Grandpa Max never recovered. He never remarried. Uncle Ron has trouble recalling any times after the accident that his dad laughed. The happy-go-lucky man who had been afraid of nothing, the pragmatic doer who had worked since age fifteen, and who grew up learning patience and resilience on the road while his mother searched for work after his father died a young man—that easygoing, fearless guy became afraid of his own proverbial shadow. Which may be why when his decline began, we at first attributed it to grief rather than the well-characterized disease that may now plague my mother. Alzheimer’s was actually a mercy in Grandpa Max’s life. It made him forget his grief. He couldn’t even remember how to walk toward the end, and while I cannot say he was happy, he was no longer in realizable pain.

 

 

“Hey.” My mom called me back with our usual terse greeting. 

“Hey,” I said. “How’s Kenowhere?”

“Still here,” she said. “How’s Seattle?”

“The most brilliant sunny sky you’ve ever seen.” And I wasn’t lying just to get her to come out. Seattle did have those days, clustered around certain months—a few weeks late summer, early Fall, and often up to a month during the Spring, before and after which gray and drizzle prevailed. “I can even see Mt. Rainier today,” I told her.

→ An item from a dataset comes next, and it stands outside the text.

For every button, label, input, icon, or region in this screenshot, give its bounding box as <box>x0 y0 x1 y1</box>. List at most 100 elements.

“Sounds amazing,” she said.

“You need to come out. See for yourself.”

“I’ve never been to Seattle,” she said. “You know, Harold almost landed there. Sent me the prettiest postcards.”

“Dr. Hale?”

“Yes,” she said.

“I thought you two never spoke after you broke it off.”

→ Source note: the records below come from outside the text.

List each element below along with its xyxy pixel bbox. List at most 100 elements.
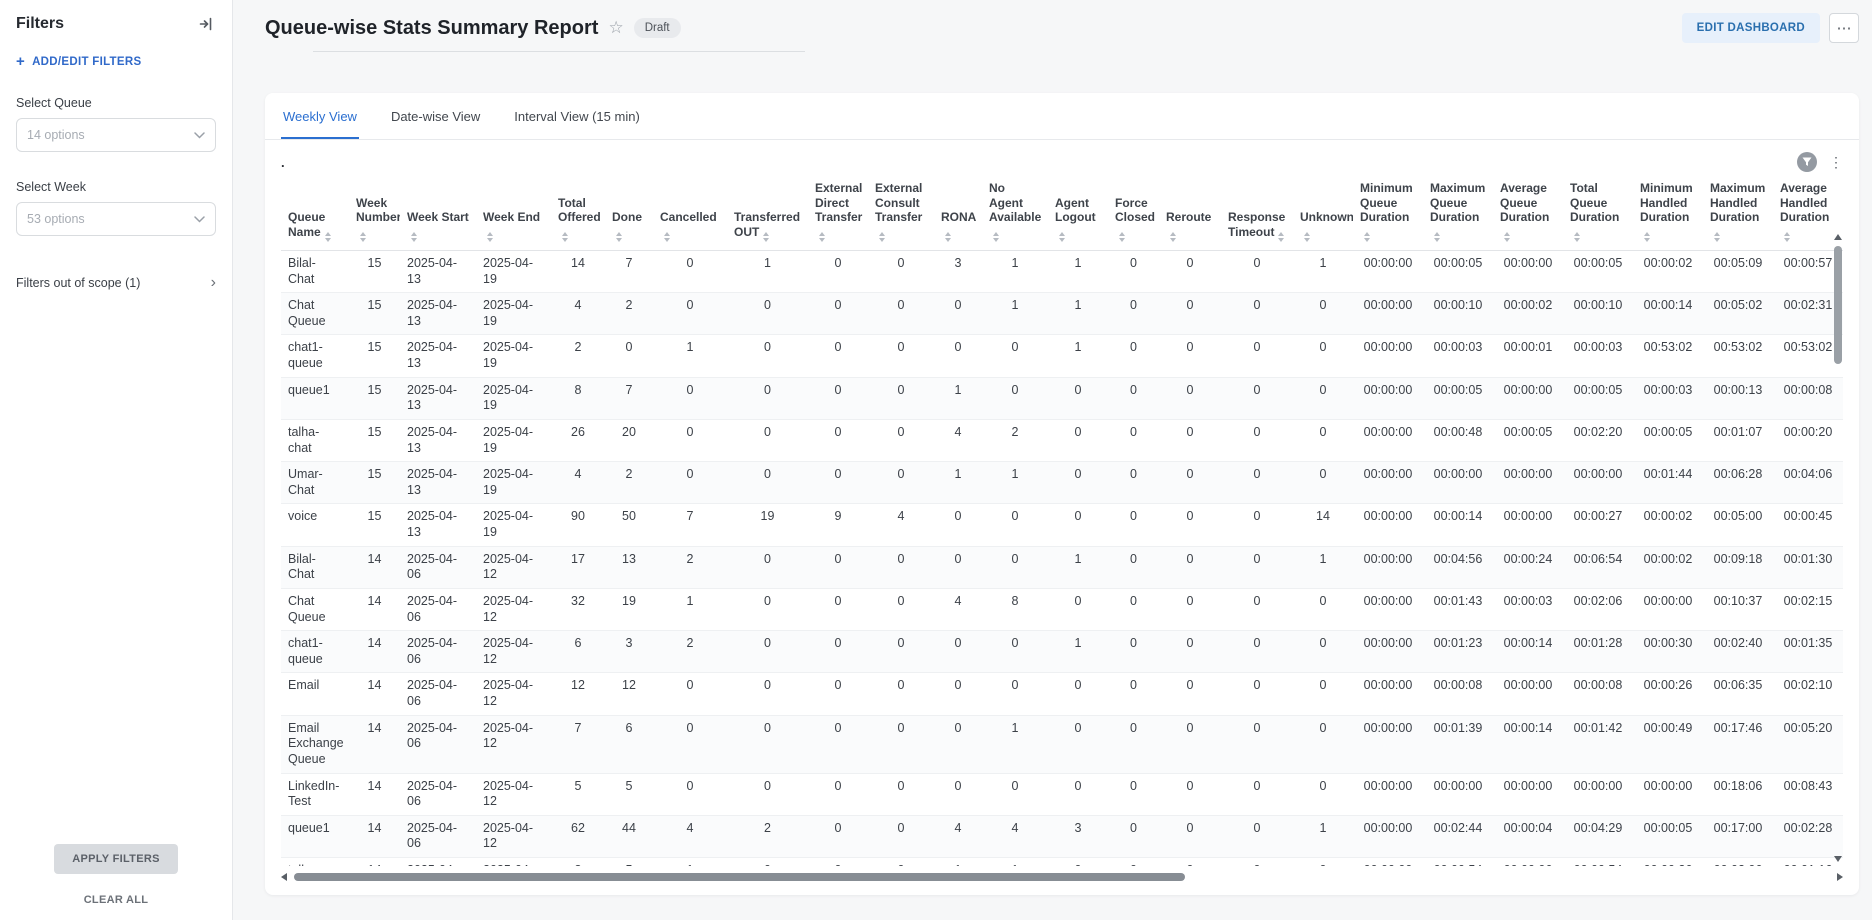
table-filter-button[interactable] (1797, 152, 1817, 172)
collapse-sidebar-button[interactable] (196, 14, 216, 34)
sort-icon[interactable] (993, 232, 999, 242)
column-header-unknown[interactable]: Unknown (1293, 176, 1353, 250)
column-header-response-timeout[interactable]: Response Timeout (1221, 176, 1293, 250)
table-row[interactable]: Email Exchange Queue142025-04-062025-04-… (281, 715, 1843, 773)
sort-icon[interactable] (360, 232, 366, 242)
table-row[interactable]: talha-chat152025-04-132025-04-1926200000… (281, 419, 1843, 461)
column-header-external-consult-transfer[interactable]: External Consult Transfer (868, 176, 934, 250)
sort-icon[interactable] (879, 232, 885, 242)
cell: 4 (934, 419, 982, 461)
column-header-minimum-handled-duration[interactable]: Minimum Handled Duration (1633, 176, 1703, 250)
column-header-average-queue-duration[interactable]: Average Queue Duration (1493, 176, 1563, 250)
dashboard-header: Queue-wise Stats Summary Report ☆ Draft … (265, 0, 1859, 56)
scroll-right-arrow-icon[interactable] (1837, 873, 1843, 881)
vertical-scrollbar[interactable] (1833, 234, 1843, 862)
sidebar-header: Filters (16, 14, 216, 34)
sort-icon[interactable] (763, 232, 769, 242)
sort-icon[interactable] (819, 232, 825, 242)
cell: 00:00:02 (1633, 546, 1703, 588)
horizontal-scroll-thumb[interactable] (294, 873, 1185, 881)
table-menu-button[interactable]: ⋮ (1829, 154, 1843, 171)
sort-icon[interactable] (1644, 232, 1650, 242)
tab-weekly-view[interactable]: Weekly View (281, 93, 359, 139)
table-row[interactable]: Chat Queue152025-04-132025-04-1942000001… (281, 293, 1843, 335)
cell: 00:00:24 (1493, 546, 1563, 588)
sort-icon[interactable] (1278, 232, 1284, 242)
apply-filters-button[interactable]: APPLY FILTERS (54, 844, 177, 874)
column-header-week-end[interactable]: Week End (476, 176, 551, 250)
column-header-total-offered[interactable]: Total Offered (551, 176, 605, 250)
column-header-maximum-handled-duration[interactable]: Maximum Handled Duration (1703, 176, 1773, 250)
sort-icon[interactable] (1504, 232, 1510, 242)
column-header-agent-logout[interactable]: Agent Logout (1048, 176, 1108, 250)
column-header-queue-name[interactable]: Queue Name (281, 176, 349, 250)
edit-dashboard-button[interactable]: EDIT DASHBOARD (1682, 13, 1820, 43)
cell: 00:00:00 (1563, 462, 1633, 504)
sort-icon[interactable] (1434, 232, 1440, 242)
column-header-external-direct-transfer[interactable]: External Direct Transfer (808, 176, 868, 250)
tab-date-wise-view[interactable]: Date-wise View (389, 93, 482, 139)
horizontal-scroll-track[interactable] (294, 873, 1830, 881)
tab-interval-view-15-min[interactable]: Interval View (15 min) (512, 93, 641, 139)
cell: 0 (1293, 715, 1353, 773)
table-row[interactable]: chat1-queue152025-04-132025-04-192010000… (281, 335, 1843, 377)
sort-icon[interactable] (1364, 232, 1370, 242)
column-header-reroute[interactable]: Reroute (1159, 176, 1221, 250)
table-row[interactable]: Bilal-Chat152025-04-132025-04-1914701003… (281, 250, 1843, 292)
column-header-week-number[interactable]: Week Number (349, 176, 400, 250)
column-header-cancelled[interactable]: Cancelled (653, 176, 727, 250)
sort-icon[interactable] (325, 232, 331, 242)
sort-icon[interactable] (664, 232, 670, 242)
table-row[interactable]: voice152025-04-132025-04-199050719940000… (281, 504, 1843, 546)
table-row[interactable]: chat1-queue142025-04-062025-04-126320000… (281, 631, 1843, 673)
favorite-star-icon[interactable]: ☆ (608, 18, 623, 38)
scroll-down-arrow-icon[interactable] (1834, 856, 1842, 862)
column-header-no-agent-available[interactable]: No Agent Available (982, 176, 1048, 250)
select-week-dropdown[interactable]: 53 options (16, 202, 216, 236)
column-header-done[interactable]: Done (605, 176, 653, 250)
filters-out-of-scope-row[interactable]: Filters out of scope (1) › (16, 276, 216, 290)
sort-icon[interactable] (1574, 232, 1580, 242)
vertical-scroll-track[interactable] (1834, 244, 1842, 852)
more-options-button[interactable]: ⋯ (1829, 13, 1859, 43)
table-row[interactable]: Umar-Chat152025-04-132025-04-19420000110… (281, 462, 1843, 504)
filters-title: Filters (16, 15, 64, 33)
table-row[interactable]: Bilal-Chat142025-04-062025-04-1217132000… (281, 546, 1843, 588)
scroll-up-arrow-icon[interactable] (1834, 234, 1842, 240)
scroll-left-arrow-icon[interactable] (281, 873, 287, 881)
column-header-maximum-queue-duration[interactable]: Maximum Queue Duration (1423, 176, 1493, 250)
table-row[interactable]: queue1152025-04-132025-04-19870000100000… (281, 377, 1843, 419)
vertical-scroll-thumb[interactable] (1834, 246, 1842, 364)
column-header-week-start[interactable]: Week Start (400, 176, 476, 250)
horizontal-scrollbar[interactable] (281, 871, 1843, 883)
sort-icon[interactable] (1059, 232, 1065, 242)
table-row[interactable]: Email142025-04-062025-04-121212000000000… (281, 673, 1843, 715)
sort-icon[interactable] (487, 232, 493, 242)
cell: 0 (808, 377, 868, 419)
sort-icon[interactable] (616, 232, 622, 242)
sort-icon[interactable] (945, 232, 951, 242)
table-row[interactable]: Chat Queue142025-04-062025-04-1232191000… (281, 588, 1843, 630)
table-row[interactable]: queue1142025-04-062025-04-12624442004430… (281, 815, 1843, 857)
cell: 00:00:05 (1423, 250, 1493, 292)
sort-icon[interactable] (1304, 232, 1310, 242)
sort-icon[interactable] (1119, 232, 1125, 242)
table-row[interactable]: LinkedIn-Test142025-04-062025-04-1255000… (281, 773, 1843, 815)
sort-icon[interactable] (1714, 232, 1720, 242)
column-header-minimum-queue-duration[interactable]: Minimum Queue Duration (1353, 176, 1423, 250)
cell: 00:00:00 (1423, 462, 1493, 504)
sort-icon[interactable] (562, 232, 568, 242)
select-queue-dropdown[interactable]: 14 options (16, 118, 216, 152)
add-edit-filters-link[interactable]: + ADD/EDIT FILTERS (16, 56, 216, 68)
sort-icon[interactable] (1170, 232, 1176, 242)
cell: 00:02:20 (1563, 419, 1633, 461)
column-header-force-closed[interactable]: Force Closed (1108, 176, 1159, 250)
cell: 0 (1221, 377, 1293, 419)
column-header-total-queue-duration[interactable]: Total Queue Duration (1563, 176, 1633, 250)
table-row[interactable]: talha-chat142025-04-062025-04-1285100011… (281, 858, 1843, 867)
column-header-transferred-out[interactable]: Transferred OUT (727, 176, 808, 250)
sort-icon[interactable] (411, 232, 417, 242)
column-header-rona[interactable]: RONA (934, 176, 982, 250)
sort-icon[interactable] (1784, 232, 1790, 242)
clear-all-link[interactable]: CLEAR ALL (16, 894, 216, 906)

“There are things about me, darling daughter, you do not know.”

“Ah. Une intrigue.” 

Bien sûr! Et vous pensiez que votre mère vivait une existence aussi humble,” my mother said. 

“Don’t try to talk your way out of it.”  

Parler de sortir de quelque chose? Bannissez la pensée! 

“You win. My French will never rival yours.”

“But what fun we could have stumbling our way across France, eh?”

I hadn’t heard this tone in my mother’s voice for a long time. It was charming, even a little seductive. This woman, thirty five years ago, standing on the shores of Lake Michigan, wind in her hair, chiseled cheeks ruddy and lovely, dashing off French elocutions. Harold Hale wouldn’t have stood a chance. Maybe that’s why he left.

“How is Dr. Brando’s little girl?” mom asked.

“I just saw her,” I said. “She’s doing okay.”

“What a little charmer.”

“She sure took to you.”

“I took to her. That was such a fun trip.”

“It was,” I agreed. “When was the last time we were all together like that?”

My mother was quiet, probably thinking. “The Christmas before Brian died,” she said. “I guess it wasn’t like that, though, was it?”

“No,” I said. “It wasn’t like Christmas at all.”

“I need to get out of this cold. I love Wisconsin, but—”

“Remember how Dad talked about moving to Florida?”

I heard her sigh. “Have to do things in life before it’s too late,” she said.

“So can we plan on you coming out here? Staying with me? It’s a little cramped, but...”

She didn’t say anything.

“Dr. Levitt would love to see you again. And you never met the whole team.”

Still nothing.

“Lexi Brando.”

“All right,” my mother chuckled. “You’ve convinced me. J’aimerais venir te voir.” Which loosely translated means, “I would love to come see you.”

“I’d love it, too.” I was on Cloud Ten for the rest of the night. We spent the next few weeks making plans.